Benchmark Anti-Patterns
# Anti-pattern 1: Cherry-picking the favorable benchmark
# "Our INT4 model achieves 99.5% of FP16 on MMLU!"
# (But they didn't measure GSM8K where it drops 8%)
# Anti-pattern 2: Measuring throughput without realistic serving load
# "Our INT4 model achieves 10,000 tokens/sec!"
# (But that is BS=256 prefill throughput, not decode at BS=1)
# Anti-pattern 3: Comparing different model sizes
# "INT4 70B matches FP16 13B on MMLU at half the memory!"
# (But this is not a fair comparison of quantization quality)
# Anti-pattern 4: Ignoring calibration time in cost analysis
# GPTQ calibration on 70B: 4 GPU-hours
# AQLM calibration on 70B: 128 GPU-hours
# The amortized calibration cost matters for frequent model updates
# Anti-pattern 5: Using temperature=0 for all evaluations
# Greedy decoding masks the quality difference between models
# Use temperature=0.7 or the task-appropriate sampling to reveal
# distributional differences
# Anti-pattern 6: Benchmarking on the calibration dataset
# If you calibrated on WikiText-2, your WikiText-2 perplexity is biased
# Always evaluate on held-out data that was not used for calibration
What a Complete Benchmark Report Looks Like (Llama-2-70B INT4 AWQ)
| Metric | FP16 Baseline | INT4 AWQ | Delta | 95% CI |
|---|---|---|---|---|
| WikiText-2 PPL | 3.32 | 3.39 | +0.07 | N/A (PPL) |
| C4 PPL | 6.47 | 6.62 | +0.15 | N/A (PPL) |
| GSM8K (n=1319) | 56.8% | 53.4% | -3.4pp | [1.0, 5.8]pp |
| HumanEval (n=164) | 29.9% | 27.1% | -2.8pp | [-3.2, 8.8]pp NS |
| MMLU (n=14042) | 69.8% | 69.3% | -0.5pp | [-0.3, 1.3]pp NS |
| Decode tok/s (BS=1) | 45 | 98 | +2.18x | N/A |
| Cost/M tokens | $0.905 | $0.168 | -81% | N/A |
Summary
Quantization benchmarking requires measuring quality on task-specific benchmarks (not just perplexity), throughput under realistic serving conditions (not just peak numbers), and cost-per-token that accounts for GPU pricing and utilization.
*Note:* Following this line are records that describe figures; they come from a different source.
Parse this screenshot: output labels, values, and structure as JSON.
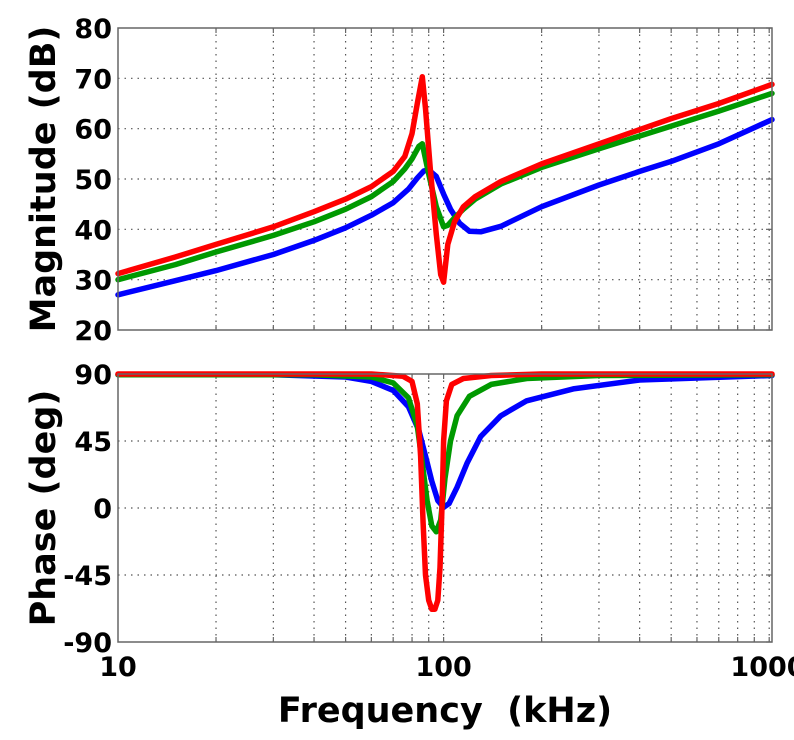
{
  "chart_data": [
    {
      "type": "line",
      "panel": "magnitude",
      "ylabel": "Magnitude (dB)",
      "xlabel": "",
      "xscale": "log",
      "xlim": [
        10,
        1020
      ],
      "ylim": [
        20,
        80
      ],
      "yticks": [
        20,
        30,
        40,
        50,
        60,
        70,
        80
      ],
      "yticklabels": [
        "20",
        "30",
        "40",
        "50",
        "60",
        "70",
        "80"
      ],
      "grid": true,
      "series": [
        {
          "name": "blue",
          "color": "#0000ff",
          "x": [
            10,
            15,
            20,
            30,
            40,
            50,
            60,
            70,
            78,
            83,
            87,
            90,
            95,
            100,
            105,
            112,
            120,
            130,
            150,
            200,
            300,
            400,
            500,
            700,
            1020
          ],
          "y": [
            27,
            29.8,
            31.8,
            35,
            37.8,
            40.3,
            42.8,
            45.3,
            48,
            50.2,
            51.6,
            51.8,
            50.5,
            47,
            44,
            41.2,
            39.6,
            39.5,
            40.6,
            44.5,
            48.8,
            51.5,
            53.5,
            57,
            61.8
          ]
        },
        {
          "name": "green",
          "color": "#009900",
          "x": [
            10,
            15,
            20,
            30,
            40,
            50,
            60,
            70,
            76,
            80,
            84,
            86,
            90,
            95,
            100,
            103,
            108,
            115,
            125,
            150,
            200,
            300,
            500,
            700,
            1020
          ],
          "y": [
            30,
            33,
            35.5,
            38.8,
            41.5,
            44,
            46.5,
            49.5,
            52,
            54,
            56.5,
            57,
            51,
            44.5,
            40.5,
            40.8,
            42.3,
            44,
            46,
            49,
            52.3,
            56,
            60.5,
            63.5,
            67
          ]
        },
        {
          "name": "red",
          "color": "#ff0000",
          "x": [
            10,
            15,
            20,
            30,
            40,
            50,
            60,
            70,
            76,
            80,
            83,
            86,
            88,
            91,
            95,
            98,
            100,
            103,
            108,
            115,
            125,
            150,
            200,
            300,
            500,
            700,
            1020
          ],
          "y": [
            31.2,
            34.5,
            37,
            40.5,
            43.5,
            46,
            48.5,
            51.5,
            54.5,
            59,
            65,
            70.3,
            64,
            52,
            39,
            31,
            29.5,
            37,
            41.5,
            44.5,
            46.5,
            49.5,
            53,
            57,
            62,
            65,
            68.8
          ]
        }
      ]
    },
    {
      "type": "line",
      "panel": "phase",
      "ylabel": "Phase (deg)",
      "xlabel": "Frequency  (kHz)",
      "xscale": "log",
      "xlim": [
        10,
        1020
      ],
      "ylim": [
        -90,
        90
      ],
      "xticks": [
        10,
        100,
        1000
      ],
      "xticklabels": [
        "10",
        "100",
        "1000"
      ],
      "yticks": [
        -90,
        -45,
        0,
        45,
        90
      ],
      "yticklabels": [
        "-90",
        "-45",
        "0",
        "45",
        "90"
      ],
      "grid": true,
      "series": [
        {
          "name": "blue",
          "color": "#0000ff",
          "x": [
            10,
            30,
            50,
            60,
            70,
            78,
            84,
            88,
            92,
            96,
            100,
            104,
            110,
            118,
            130,
            150,
            180,
            250,
            400,
            1020
          ],
          "y": [
            89.5,
            89.5,
            88,
            85,
            79,
            68,
            52,
            35,
            18,
            5,
            0.5,
            3,
            14,
            30,
            48,
            62,
            72,
            80,
            86,
            89
          ]
        },
        {
          "name": "green",
          "color": "#009900",
          "x": [
            10,
            40,
            60,
            70,
            78,
            83,
            86,
            89,
            92,
            95,
            98,
            101,
            105,
            110,
            120,
            140,
            180,
            300,
            1020
          ],
          "y": [
            89.5,
            89.5,
            88,
            84,
            74,
            55,
            30,
            5,
            -12,
            -16,
            -8,
            20,
            45,
            62,
            75,
            83,
            87,
            89,
            89.5
          ]
        },
        {
          "name": "red",
          "color": "#ff0000",
          "x": [
            10,
            60,
            75,
            80,
            83,
            85,
            86.5,
            88,
            90,
            92,
            94,
            96,
            97.5,
            99,
            100,
            102,
            106,
            115,
            140,
            200,
            1020
          ],
          "y": [
            90,
            90,
            88.5,
            85,
            70,
            35,
            -10,
            -45,
            -62,
            -68,
            -68,
            -62,
            -40,
            5,
            45,
            72,
            83,
            87,
            89,
            90,
            90
          ]
        }
      ]
    }
  ]
}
Report confidence intervals for quality metrics and latency percentiles for performance metrics. The most common failure modes are: evaluating only on perplexity, comparing models with different evaluation harnesses, measuring throughput at unrealistic batch sizes, and not controlling for GPU thermal state and clock speeds. A rigorous benchmark must include at least one reasoning task (GSM8K), one code task (HumanEval/MBPP), and one knowledge task (MMLU), alongside perplexity, decode throughput at production batch size, and tail latency percentiles.